Funded Projects

The NOAA RESTORE Science Program has completed two funding competitions which have provided $19.3 million to 22 teams of researchers and resource managers. These teams and their projects were selected following rigorous and highly competitive processes which included a review by panels of outside experts.

The first competition (FFO-2015) led to the awarding of $2.7M to seven projects that focus on assessing ecosystem modeling, evaluating indicators for ecosystem conditions, or assessing and developing recommendations for monitoring and observing in the Gulf of Mexico. These projects are synthesizing current scientific understanding and management needs to inform the future direction of the NOAA RESTORE Science Program as well as the other science and restoration initiatives in the region. The results from these projects will also inform the development of management strategies to support the sustainability of the Gulf of Mexico ecosystem, including its fisheries.

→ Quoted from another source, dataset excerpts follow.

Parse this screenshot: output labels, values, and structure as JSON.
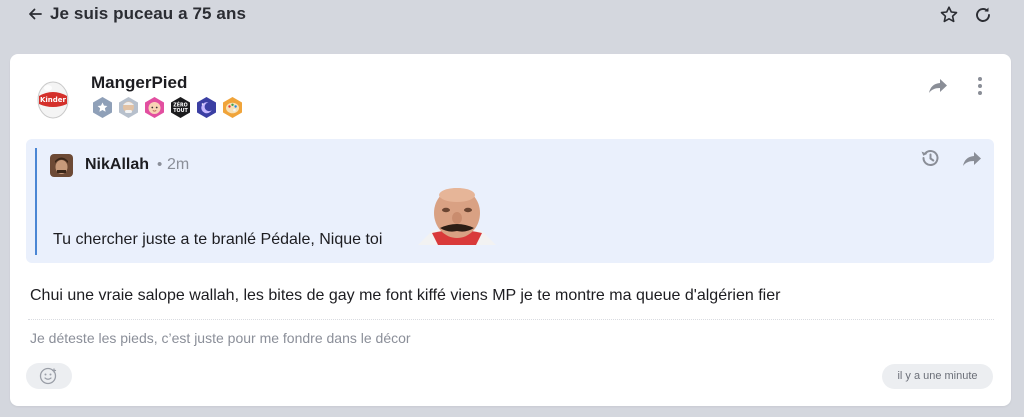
{
  "topbar": {
    "title": "Je suis puceau a 75 ans",
    "icons": [
      "back-arrow-icon",
      "star-icon",
      "refresh-icon"
    ]
  },
  "post": {
    "author": "MangerPied",
    "badges": [
      "star-badge",
      "old-man-badge",
      "baby-badge",
      "zero-tout-badge",
      "moon-badge",
      "palette-badge"
    ],
    "zero_tout_badge_text": "ZÉRO TOUT",
    "quote": {
      "author": "NikAllah",
      "separator": "•",
      "time": "2m",
      "text": "Tu chercher juste a te branlé Pédale, Nique toi"
    },
    "message": "Chui une vraie salope wallah, les bites de gay me font kiffé viens MP je te montre ma queue d'algérien fier",
    "signature": "Je déteste les pieds, c’est juste pour me fondre dans le décor",
    "timestamp": "il y a une minute"
  },
  "colors": {
    "page_background": "#d4d7de",
    "card_background": "#ffffff",
    "quote_background": "#eaf0fc",
    "quote_accent": "#4a86d4",
    "muted_text": "#8b8f99"
  }
}
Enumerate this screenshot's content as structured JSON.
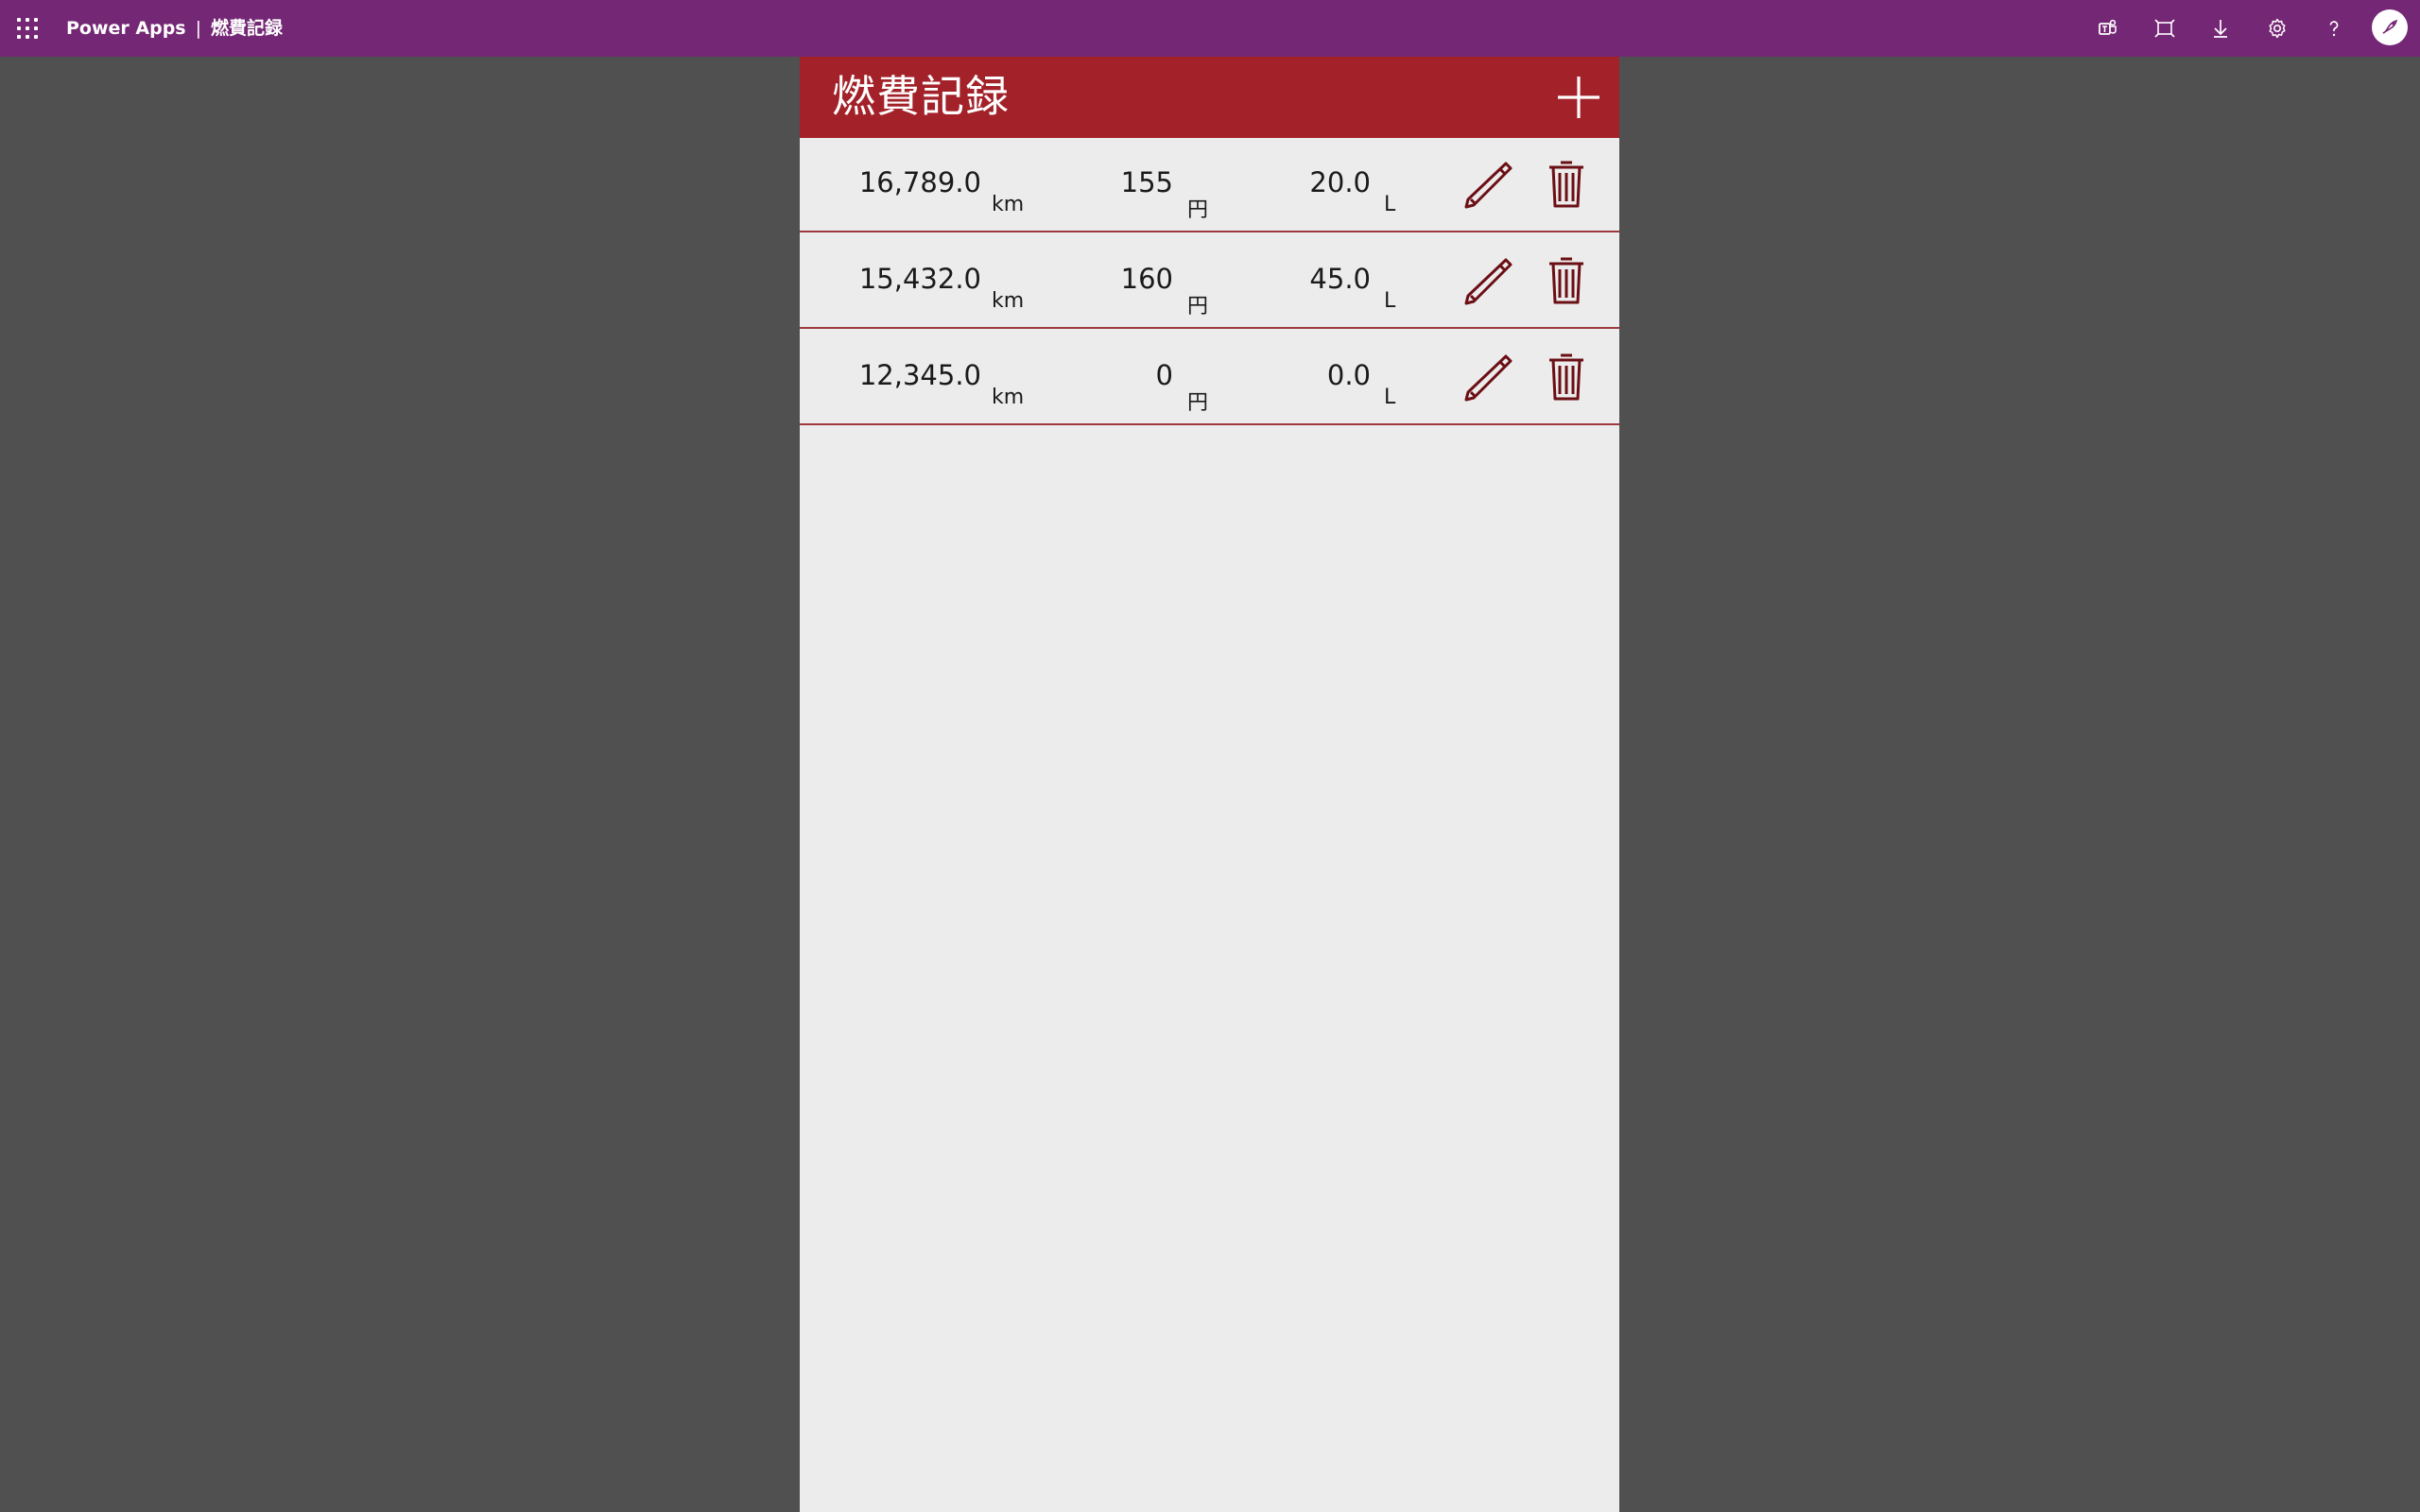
{
  "topbar": {
    "product": "Power Apps",
    "separator": "|",
    "app_name": "燃費記録",
    "background": "#742774",
    "icons": [
      "teams-icon",
      "fit-to-window-icon",
      "download-icon",
      "settings-icon",
      "help-icon",
      "avatar-icon"
    ]
  },
  "app": {
    "title": "燃費記録",
    "header_color": "#a3222a",
    "icon_color": "#6b0f15",
    "add_icon": "plus-icon",
    "records": [
      {
        "odometer": "16,789.0",
        "odometer_unit": "km",
        "price": "155",
        "price_unit": "円",
        "fuel": "20.0",
        "fuel_unit": "L",
        "edit_icon": "pencil-icon",
        "delete_icon": "trash-icon"
      },
      {
        "odometer": "15,432.0",
        "odometer_unit": "km",
        "price": "160",
        "price_unit": "円",
        "fuel": "45.0",
        "fuel_unit": "L",
        "edit_icon": "pencil-icon",
        "delete_icon": "trash-icon"
      },
      {
        "odometer": "12,345.0",
        "odometer_unit": "km",
        "price": "0",
        "price_unit": "円",
        "fuel": "0.0",
        "fuel_unit": "L",
        "edit_icon": "pencil-icon",
        "delete_icon": "trash-icon"
      }
    ]
  }
}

The second competition (FFO-2017) led to the awarding of $16.7M to 15 projects that focus on living coastal and marine resources and their habitats in the Gulf of Mexico. Six of the teams will be working directly with resource managers to improve the decision support tools available for managing living coastal and marine resources in the region. Nine of the teams will be conducting research on living coastal and marine resources to answer questions resource managers need answered about food webs, habitat use, fisheries recruitment, the impact of stressors, and connections between habitats. The results from these projects will increase our understanding of how living coastal and marine resources, including fish, birds, marine mammals, shellfish, and deepwater corals, use the Gulf of Mexico and provide valuable information and tools to inform their management.

Collectively, these awards demonstrate the Science Programís commitment to producing timely and high-quality scientific findings and products to support the management and sustainability of the Gulf of Mexico ecosystem, including its fisheries.